Columnist Susan Snyder: Painter takes us backstage
Friday, Jan. 24, 2003 | 4:04 a.m.
What painter Edgar Degas did for ballerinas in the 19th century, Terry Ritter hopes to do for Las Vegas showgirls in the 21st.
With candy-colored swirls of paint and an Impressionistic style, the Henderson artist tries to give people an idea of what it's like to be backstage and onstage.
She would know. Ritter was a dancer and singer on Las Vegas stages and in Las Vegas-based traveling shows for nearly 25 years.
Her paintings are on display in the Old Town Gallery in downtown Henderson until the end of the month. She also has a website, terryritterart.com. And her newest exhibit is set to open in the next week in the rotunda of the Lake Las Vegas Reflections Bay golf clubhouse.
Although Ritter's art just emerging in the mainstream arena, she says she has been painting for many years.

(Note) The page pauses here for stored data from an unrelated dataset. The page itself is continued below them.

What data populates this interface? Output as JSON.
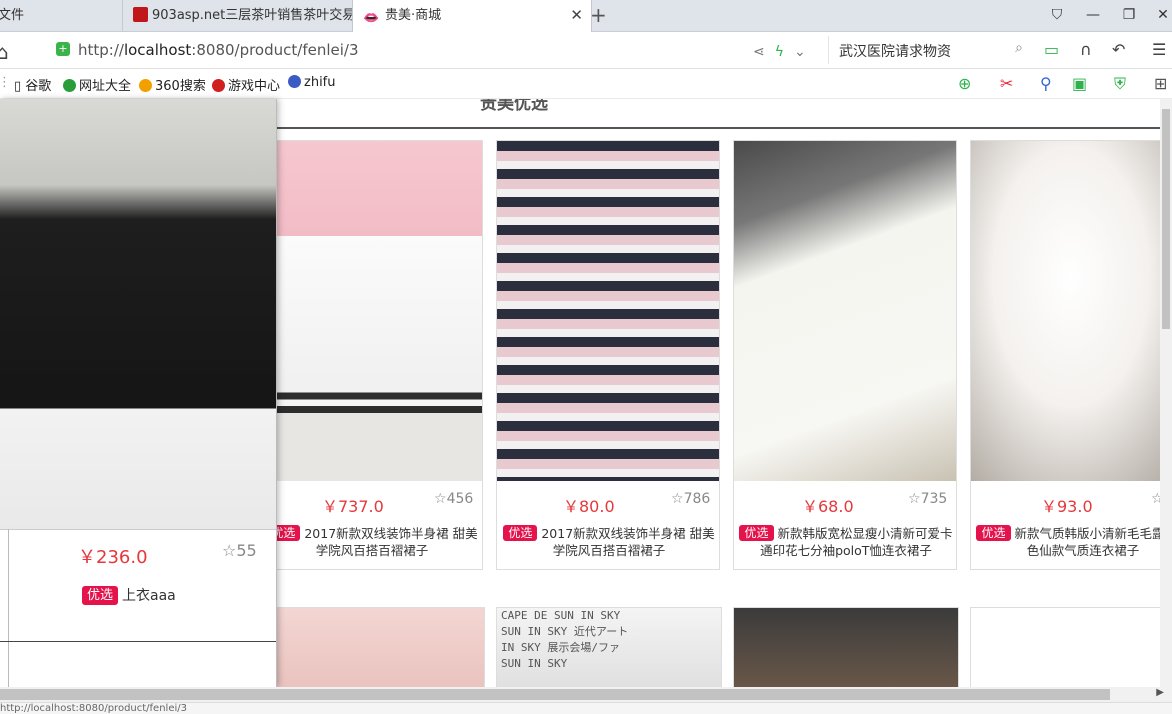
{
  "browser": {
    "tabs": [
      {
        "label": "文件"
      },
      {
        "label": "903asp.net三层茶叶销售茶叶交易"
      },
      {
        "label": "贵美·商城"
      }
    ],
    "url_prefix": "http://",
    "url_host": "localhost",
    "url_rest": ":8080/product/fenlei/3",
    "search_text": "武汉医院请求物资",
    "bookmarks": [
      "谷歌",
      "网址大全",
      "360搜索",
      "游戏中心",
      "zhifu"
    ]
  },
  "page": {
    "section_title": "贵美优选",
    "badge_label": "优选",
    "products": [
      {
        "price": "￥737.0",
        "rating": "456",
        "desc": "2017新款双线装饰半身裙 甜美学院风百搭百褶裙子"
      },
      {
        "price": "￥80.0",
        "rating": "786",
        "desc": "2017新款双线装饰半身裙 甜美学院风百搭百褶裙子"
      },
      {
        "price": "￥68.0",
        "rating": "735",
        "desc": "新款韩版宽松显瘦小清新可爱卡通印花七分袖poloT恤连衣裙子"
      },
      {
        "price": "￥93.0",
        "rating": "",
        "desc": "新款气质韩版小清新毛毛露肩纯色仙款气质连衣裙子"
      }
    ],
    "featured": {
      "price": "￥236.0",
      "rating": "55",
      "desc": "上衣aaa"
    },
    "row2_text": [
      "CAPE DE SUN IN SKY",
      "SUN IN SKY 近代アート",
      "IN SKY 展示会場/ファ",
      "SUN IN SKY"
    ]
  },
  "status": {
    "text": "http://localhost:8080/product/fenlei/3"
  }
}
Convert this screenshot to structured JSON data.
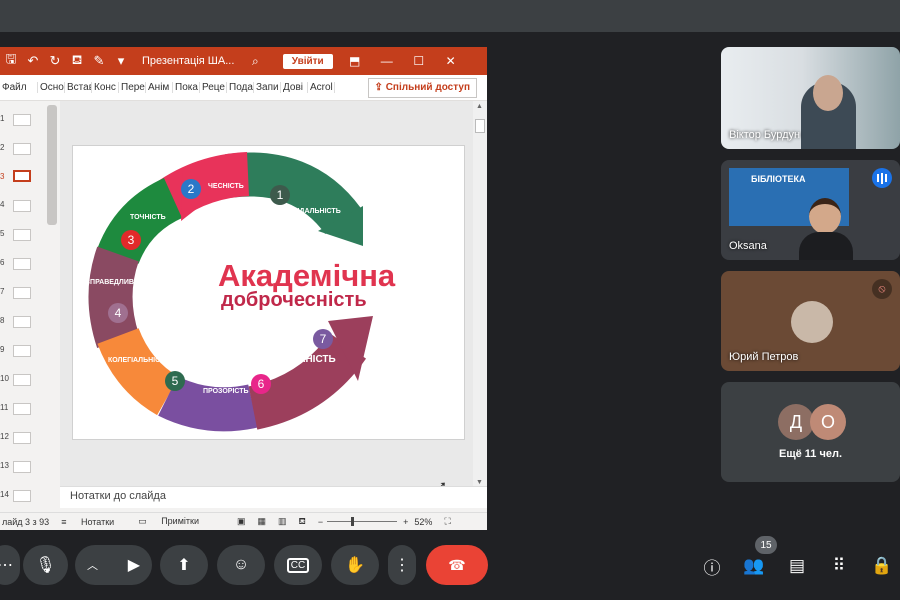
{
  "ppt": {
    "title": "Презентація ША...",
    "signin_label": "Увійти",
    "share_label": "Спільний доступ",
    "ribbon_tabs": [
      "Файл",
      "Осно",
      "Встав",
      "Конс",
      "Пере",
      "Анім",
      "Пока",
      "Реце",
      "Пода",
      "Запи",
      "Дові",
      "Acrol"
    ],
    "thumb_numbers": [
      "1",
      "2",
      "3",
      "4",
      "5",
      "6",
      "7",
      "8",
      "9",
      "10",
      "11",
      "12",
      "13",
      "14"
    ],
    "active_slide_index": 3,
    "notes_placeholder": "Нотатки до слайда",
    "status": {
      "slide_counter": "лайд 3 з 93",
      "notes_label": "Нотатки",
      "comments_label": "Примітки",
      "zoom": "52%"
    }
  },
  "slide": {
    "title_line1": "Академічна",
    "title_line2": "доброчесність",
    "segments": [
      {
        "num": "1",
        "label": "ВІДПОВІДАЛЬНІСТЬ",
        "color": "#2e7d5b"
      },
      {
        "num": "2",
        "label": "ЧЕСНІСТЬ",
        "color": "#e8335a"
      },
      {
        "num": "3",
        "label": "ТОЧНІСТЬ",
        "color": "#1e8a3e"
      },
      {
        "num": "4",
        "label": "СПРАВЕДЛИВІСТЬ",
        "color": "#8a4a62"
      },
      {
        "num": "5",
        "label": "КОЛЕГІАЛЬНІСТЬ",
        "color": "#f7893a"
      },
      {
        "num": "6",
        "label": "ПРОЗОРІСТЬ",
        "color": "#7a4fa0"
      },
      {
        "num": "7",
        "label": "ГУМАНІСТЬ",
        "color": "#9c3f5c"
      }
    ],
    "title_color": "#e0344f"
  },
  "participants": [
    {
      "name": "Віктор Бурдун"
    },
    {
      "name": "Oksana",
      "screen_text": "БІБЛІОТЕКА"
    },
    {
      "name": "Юрий Петров"
    }
  ],
  "others": {
    "avatars": [
      "Д",
      "О"
    ],
    "label": "Ещё 11 чел."
  },
  "people_count": "15",
  "colors": {
    "ppt_accent": "#c43e1c",
    "end_call": "#ea4335",
    "meet_bg": "#202124"
  }
}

"I used to paint backstage all the time, in between shows and in between numbers," Ritter said. "People would bring in pictures, and I painted their cats and dogs. I was always running down the hall at the last minute to get onstage. They called me 'Renoir Ritter.' "
Her last gig was as a Reba McEntire impersonator for the "Legends in Concert" show at Imperial Palace. Five years ago she stopped performing and picked up the paintbrushes full-time.
But the leap from dancer to painter hasn't been too much of a stretch. The mother of two says it's the same shtick, different medium.
"You're painting a picture when you're onstage," Ritter said. "You're setting a mood. You're creating an image."
Her images also sell as prints in some Las Vegas-area Jitters coffee houses. They depict dancers primping in a mirror, sitting around a table in costume playing poker or grinning in anticipation just moments before the curtain rises.
"I really want to portray what goes on backstage. There's a lot of fun stuff that goes on," she said. "It was like a family."
Ritter and husband Dusty moved into their Henderson home 20 years ago when she was six months pregnant with their first son. That son now is a sophomore studying business at the University of Nevada, Reno. Their other son, 15, is a freshman at Green Valley High School.
Ritter first moved to Las Vegas with her family in 1969. Her father was in the U.S. Army, and the family moved a lot. Las Vegas was the final stop. At 21 she landed her first job as a dancer at the Holiday Casino, which is now Harrah's.
She recalled how the Holiday's entertainment director and producer Rocky Sennes threw a wedding reception for her, just as he did for all the dancers. He treated them as daughters, Ritter said. And the dancers, in turn, were more like sisters than coworkers.
"We only had one day off, and we'd all spend it together," Ritter said. "We'd go to the lake. We did our children's birthday parties together."
She recently spent a few nights backstage at "Folies Bergere," taking photographs from which is now creating a series of paintings.
"Some days I'll paint morning until night," she said. "I just want to represent how it felt -- the light on your face. The exhilaration.
"You forget about everything that moment you're onstage," she said. "You just want to be the best you can be."